While much of the attention on the company been on its user experience and care guidance programs for members. Schlosser said the company invested an equivalent amount in creating a seamless experience on the provider end, which is increasingly facing issues like burnout due to increased administrative burden. He stated that around 92 percent of the company’s claims are now automated.

In the company’s partnership with the Cleveland Clinic, Oscar has a 50-50 risk sharing agreement and removed prior authorization rules making it easier for doctors to get claims approved. Schlosser also touted tech tools given to physicians that make it easier to route care into specialists.

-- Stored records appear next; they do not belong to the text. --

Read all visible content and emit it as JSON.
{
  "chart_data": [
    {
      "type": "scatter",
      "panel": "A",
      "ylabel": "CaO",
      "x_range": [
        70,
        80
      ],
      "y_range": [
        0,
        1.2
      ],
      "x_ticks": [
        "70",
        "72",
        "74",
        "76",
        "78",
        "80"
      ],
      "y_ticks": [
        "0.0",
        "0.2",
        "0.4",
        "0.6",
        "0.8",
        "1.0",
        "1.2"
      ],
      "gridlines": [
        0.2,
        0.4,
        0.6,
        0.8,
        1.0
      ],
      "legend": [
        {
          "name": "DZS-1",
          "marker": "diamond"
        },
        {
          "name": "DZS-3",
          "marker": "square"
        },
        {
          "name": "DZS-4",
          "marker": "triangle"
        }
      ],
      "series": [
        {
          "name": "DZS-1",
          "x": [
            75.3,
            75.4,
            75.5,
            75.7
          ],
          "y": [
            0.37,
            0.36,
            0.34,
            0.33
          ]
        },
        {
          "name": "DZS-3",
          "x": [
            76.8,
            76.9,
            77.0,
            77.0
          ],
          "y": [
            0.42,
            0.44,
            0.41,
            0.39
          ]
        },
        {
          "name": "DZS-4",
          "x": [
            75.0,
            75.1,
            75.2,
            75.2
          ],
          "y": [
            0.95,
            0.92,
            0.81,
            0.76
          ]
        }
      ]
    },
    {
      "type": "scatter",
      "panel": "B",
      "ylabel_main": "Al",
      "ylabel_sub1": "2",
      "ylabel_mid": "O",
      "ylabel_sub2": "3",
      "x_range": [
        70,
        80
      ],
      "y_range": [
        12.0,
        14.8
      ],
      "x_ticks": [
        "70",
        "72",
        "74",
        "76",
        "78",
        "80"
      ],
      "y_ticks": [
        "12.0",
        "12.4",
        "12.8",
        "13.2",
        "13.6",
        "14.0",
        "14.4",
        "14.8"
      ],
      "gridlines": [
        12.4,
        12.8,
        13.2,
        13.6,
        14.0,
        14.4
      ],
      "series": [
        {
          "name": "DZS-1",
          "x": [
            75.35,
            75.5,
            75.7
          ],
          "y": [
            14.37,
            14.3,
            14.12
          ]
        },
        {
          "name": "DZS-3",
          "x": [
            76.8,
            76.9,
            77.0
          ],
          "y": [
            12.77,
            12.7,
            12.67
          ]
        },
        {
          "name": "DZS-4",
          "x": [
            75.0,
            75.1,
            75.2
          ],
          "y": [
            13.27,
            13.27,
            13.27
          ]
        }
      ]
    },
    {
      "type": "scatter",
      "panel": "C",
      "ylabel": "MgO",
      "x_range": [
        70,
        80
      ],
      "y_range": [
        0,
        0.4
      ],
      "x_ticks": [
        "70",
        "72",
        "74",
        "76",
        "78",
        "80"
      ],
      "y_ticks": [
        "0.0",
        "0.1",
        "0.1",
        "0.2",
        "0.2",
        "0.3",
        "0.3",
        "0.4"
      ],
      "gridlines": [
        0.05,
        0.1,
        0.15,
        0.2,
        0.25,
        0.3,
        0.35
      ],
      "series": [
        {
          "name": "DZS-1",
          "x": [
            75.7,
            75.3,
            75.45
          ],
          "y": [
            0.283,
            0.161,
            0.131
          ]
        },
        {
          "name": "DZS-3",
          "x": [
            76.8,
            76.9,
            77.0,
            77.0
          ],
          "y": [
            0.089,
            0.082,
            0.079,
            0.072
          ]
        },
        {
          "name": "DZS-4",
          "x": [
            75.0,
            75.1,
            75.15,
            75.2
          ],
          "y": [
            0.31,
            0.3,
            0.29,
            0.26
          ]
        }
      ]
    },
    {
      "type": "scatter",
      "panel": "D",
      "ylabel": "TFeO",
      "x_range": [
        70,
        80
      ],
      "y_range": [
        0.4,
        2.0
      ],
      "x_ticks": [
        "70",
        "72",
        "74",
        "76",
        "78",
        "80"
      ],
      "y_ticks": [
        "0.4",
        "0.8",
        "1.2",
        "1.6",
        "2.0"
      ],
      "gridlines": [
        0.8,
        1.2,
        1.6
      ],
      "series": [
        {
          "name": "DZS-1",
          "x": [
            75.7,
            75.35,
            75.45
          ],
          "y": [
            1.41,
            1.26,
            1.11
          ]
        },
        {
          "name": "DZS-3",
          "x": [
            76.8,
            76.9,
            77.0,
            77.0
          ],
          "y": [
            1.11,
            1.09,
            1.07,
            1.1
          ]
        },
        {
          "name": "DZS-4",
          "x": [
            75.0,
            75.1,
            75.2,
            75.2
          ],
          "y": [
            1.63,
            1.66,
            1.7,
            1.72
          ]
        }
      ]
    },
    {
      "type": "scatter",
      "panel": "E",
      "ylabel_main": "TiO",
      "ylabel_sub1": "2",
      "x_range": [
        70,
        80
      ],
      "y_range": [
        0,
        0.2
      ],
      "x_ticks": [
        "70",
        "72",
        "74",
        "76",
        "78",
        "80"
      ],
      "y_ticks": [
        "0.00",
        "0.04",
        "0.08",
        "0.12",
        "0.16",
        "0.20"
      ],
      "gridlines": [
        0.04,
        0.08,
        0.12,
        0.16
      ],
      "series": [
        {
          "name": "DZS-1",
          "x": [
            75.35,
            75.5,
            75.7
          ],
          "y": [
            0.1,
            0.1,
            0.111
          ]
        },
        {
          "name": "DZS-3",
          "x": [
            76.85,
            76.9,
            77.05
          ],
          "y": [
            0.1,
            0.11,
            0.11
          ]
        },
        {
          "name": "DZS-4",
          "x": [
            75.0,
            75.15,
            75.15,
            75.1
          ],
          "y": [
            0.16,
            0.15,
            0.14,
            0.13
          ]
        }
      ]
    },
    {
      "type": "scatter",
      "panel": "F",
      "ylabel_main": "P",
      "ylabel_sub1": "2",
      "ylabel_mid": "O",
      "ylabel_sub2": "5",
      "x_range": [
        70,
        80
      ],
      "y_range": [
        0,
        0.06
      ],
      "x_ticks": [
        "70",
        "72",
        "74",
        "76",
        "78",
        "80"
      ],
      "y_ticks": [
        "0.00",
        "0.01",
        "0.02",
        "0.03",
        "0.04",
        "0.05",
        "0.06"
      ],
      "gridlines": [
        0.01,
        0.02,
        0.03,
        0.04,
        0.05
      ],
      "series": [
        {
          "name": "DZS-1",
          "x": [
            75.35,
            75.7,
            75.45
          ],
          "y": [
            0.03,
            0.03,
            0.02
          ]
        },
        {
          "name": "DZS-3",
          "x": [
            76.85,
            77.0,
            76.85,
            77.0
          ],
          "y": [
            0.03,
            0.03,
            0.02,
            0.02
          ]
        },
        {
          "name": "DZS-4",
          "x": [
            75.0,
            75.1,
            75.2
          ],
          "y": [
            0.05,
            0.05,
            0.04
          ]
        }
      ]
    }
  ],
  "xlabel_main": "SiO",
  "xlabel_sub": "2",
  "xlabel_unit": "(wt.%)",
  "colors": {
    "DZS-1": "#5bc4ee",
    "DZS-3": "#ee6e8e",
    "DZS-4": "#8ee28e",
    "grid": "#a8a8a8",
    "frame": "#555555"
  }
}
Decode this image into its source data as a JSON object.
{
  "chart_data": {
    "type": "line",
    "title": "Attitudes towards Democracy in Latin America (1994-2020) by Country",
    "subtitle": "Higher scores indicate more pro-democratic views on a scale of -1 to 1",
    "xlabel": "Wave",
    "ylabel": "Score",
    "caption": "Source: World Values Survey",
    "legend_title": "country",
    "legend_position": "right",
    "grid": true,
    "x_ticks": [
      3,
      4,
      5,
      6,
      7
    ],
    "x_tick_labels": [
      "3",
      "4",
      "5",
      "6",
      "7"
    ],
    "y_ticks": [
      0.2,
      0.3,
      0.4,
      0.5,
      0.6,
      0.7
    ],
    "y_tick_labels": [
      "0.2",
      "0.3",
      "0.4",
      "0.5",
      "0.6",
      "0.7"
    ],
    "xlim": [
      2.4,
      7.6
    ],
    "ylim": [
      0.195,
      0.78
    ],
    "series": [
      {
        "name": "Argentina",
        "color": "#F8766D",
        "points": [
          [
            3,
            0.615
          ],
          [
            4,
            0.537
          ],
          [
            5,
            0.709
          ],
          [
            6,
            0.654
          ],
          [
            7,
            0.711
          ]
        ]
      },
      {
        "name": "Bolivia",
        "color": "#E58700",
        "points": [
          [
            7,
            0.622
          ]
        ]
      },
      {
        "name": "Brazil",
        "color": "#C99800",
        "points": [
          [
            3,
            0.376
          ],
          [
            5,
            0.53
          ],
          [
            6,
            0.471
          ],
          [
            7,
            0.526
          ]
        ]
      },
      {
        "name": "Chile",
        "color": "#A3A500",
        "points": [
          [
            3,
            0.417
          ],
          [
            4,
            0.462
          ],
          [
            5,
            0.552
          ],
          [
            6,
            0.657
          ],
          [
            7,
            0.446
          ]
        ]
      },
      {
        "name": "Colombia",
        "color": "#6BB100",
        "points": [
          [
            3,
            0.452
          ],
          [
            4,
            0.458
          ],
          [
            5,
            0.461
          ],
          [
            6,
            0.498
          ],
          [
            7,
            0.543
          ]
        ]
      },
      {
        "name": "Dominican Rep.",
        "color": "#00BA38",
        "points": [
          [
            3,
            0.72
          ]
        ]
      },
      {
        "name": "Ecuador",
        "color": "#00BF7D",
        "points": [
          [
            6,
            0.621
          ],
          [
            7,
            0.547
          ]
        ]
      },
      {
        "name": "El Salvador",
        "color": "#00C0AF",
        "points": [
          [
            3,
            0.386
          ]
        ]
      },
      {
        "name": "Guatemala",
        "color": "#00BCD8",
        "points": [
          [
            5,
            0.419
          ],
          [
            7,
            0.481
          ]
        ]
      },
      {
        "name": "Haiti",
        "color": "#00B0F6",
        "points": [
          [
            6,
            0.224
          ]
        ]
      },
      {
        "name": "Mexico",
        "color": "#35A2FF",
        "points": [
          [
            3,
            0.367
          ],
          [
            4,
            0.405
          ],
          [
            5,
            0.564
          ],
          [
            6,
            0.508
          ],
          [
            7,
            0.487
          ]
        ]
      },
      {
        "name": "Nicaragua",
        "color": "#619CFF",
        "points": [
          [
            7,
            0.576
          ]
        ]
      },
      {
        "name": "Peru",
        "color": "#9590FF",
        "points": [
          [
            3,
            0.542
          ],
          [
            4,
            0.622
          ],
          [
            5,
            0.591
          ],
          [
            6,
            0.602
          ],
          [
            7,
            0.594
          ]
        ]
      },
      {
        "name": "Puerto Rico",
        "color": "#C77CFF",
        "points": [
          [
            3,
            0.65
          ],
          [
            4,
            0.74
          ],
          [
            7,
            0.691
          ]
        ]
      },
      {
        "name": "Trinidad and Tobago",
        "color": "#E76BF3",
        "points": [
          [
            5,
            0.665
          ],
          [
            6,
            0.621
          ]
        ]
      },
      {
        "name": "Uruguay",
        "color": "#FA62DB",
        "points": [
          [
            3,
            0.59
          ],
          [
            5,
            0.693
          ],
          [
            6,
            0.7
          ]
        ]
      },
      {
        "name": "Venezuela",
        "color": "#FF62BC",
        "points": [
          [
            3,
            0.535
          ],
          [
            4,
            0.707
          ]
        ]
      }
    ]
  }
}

“As Oscar we can primarily focus on making your life as a physician easier through things like paying claims faster,” Schlosser said. “These are all things you can do when you have a better relationship between the physician, the provider and the insurance companies.

Somewhat ironically for a company so focused on its technology, the company has also launched a brick-and-mortar facility in Brooklyn that offers primary care and wellness services to function as an experimental private practice laboratory.

It was at that location that the company piloted the ability of its care guidance concierge teams to engage more directly with physicians and Schlosser said that  three-party messaging could potentially be a new feature rolled out across the insurer’s network.

One potential area of growth in the company is the behavioral health field, with the roll out of tele-mental health features and better guidance to specialized mental health services.

In developing a lot of the core technology infrastructure “building blocks” in-house, including a more seamless member experience, Schlosser said the company has made it easier for other clinically-focused digital health companies to plug into their system.

One other major point Schlosser made was that healthcare is becoming increasingly unbundled and individualized, an organizing thesis that rings especially true for a company that got its start on the individual insurance exchanges created by the ACA.

“I fully hope for society’s sake that the rest of the insurance market will individualized over time,” Schlosser said. “The more the system individualizes, the better it will be for all of us, the more competition there will be in the value chain and the more honesty and necessity there will be in tying what people pay out of pocket to getting better outcomes and lower costs.”